Monday, April 5

Illegality of unpaid internships

The New York Times ran a very interesting article on Friday about how state governments are starting to crack down on employers who use unpaid internships as a source of free labour (hat tip to William Wolfe-Wylie). It seems with the recession, businesses are using interns as free labour, which violates minimum wage laws.

I know some companies in Canada offer unpaid internships — they're particularly common in the media industry, where many outlets are struggling financially and there is an overabundance of qualified graduates looking to get their foot in the door somewhere. I wonder if these internships violate minimum wage laws here too.

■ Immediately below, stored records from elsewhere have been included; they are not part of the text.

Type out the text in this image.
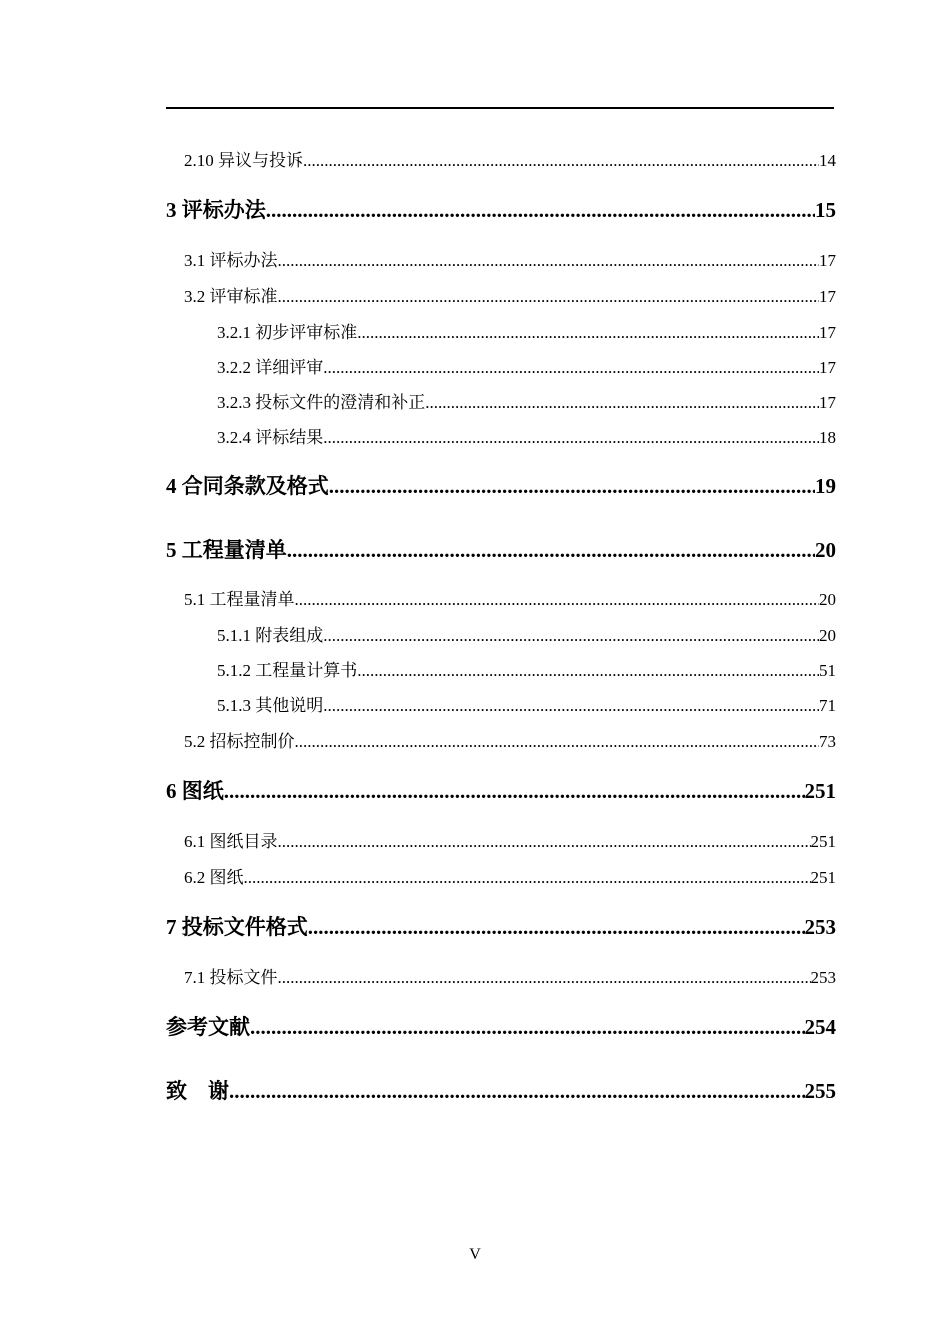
2.10 异议与投诉 .....	14
3 评标办法 .....	15
3.1 评标办法 .....	17
3.2 评审标准 .....	17
3.2.1 初步评审标准 .....	17
3.2.2 详细评审 .....	17
3.2.3 投标文件的澄清和补正 .....	17
3.2.4 评标结果 .....	18
4 合同条款及格式 .....	19
5 工程量清单 .....	20
5.1 工程量清单 .....	20
5.1.1 附表组成 .....	20
5.1.2 工程量计算书 .....	51
5.1.3 其他说明 .....	71
5.2 招标控制价 .....	73
6 图纸 .....	251
6.1 图纸目录 .....	251
6.2 图纸 .....	251
7 投标文件格式 .....	253
7.1 投标文件 .....	253
参考文献 .....	254
致　谢 .....	255
V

I'm no labour lawyer, but I took a peek at Ontario's Employment Standards Act. It appears to be similar to U.S. laws. You're exempt from minimum wage laws only if you're part of a high school or post-secondary work experience program. Otherwise, unpaid interns have to meet all the following requirements:

  1. The training is similar to that which is given in a vocational school.
  2. The training is for the benefit of the individual.
  3. The person providing the training derives little, if any, benefit from the activity of the individual while he or she is being trained.
  4. The individual does not displace employees of the person providing the training.
  5. The individual is not accorded a right to become an employee of the person providing the training.
  6. The individual is advised that he or she will receive no remuneration for the time that he or she spends in training.
It's clear that many unpaid internships violate these rules and that the employees should be receiving minimum wages. I'm surprised we don't hear more from unions calling on governments to enforce these laws.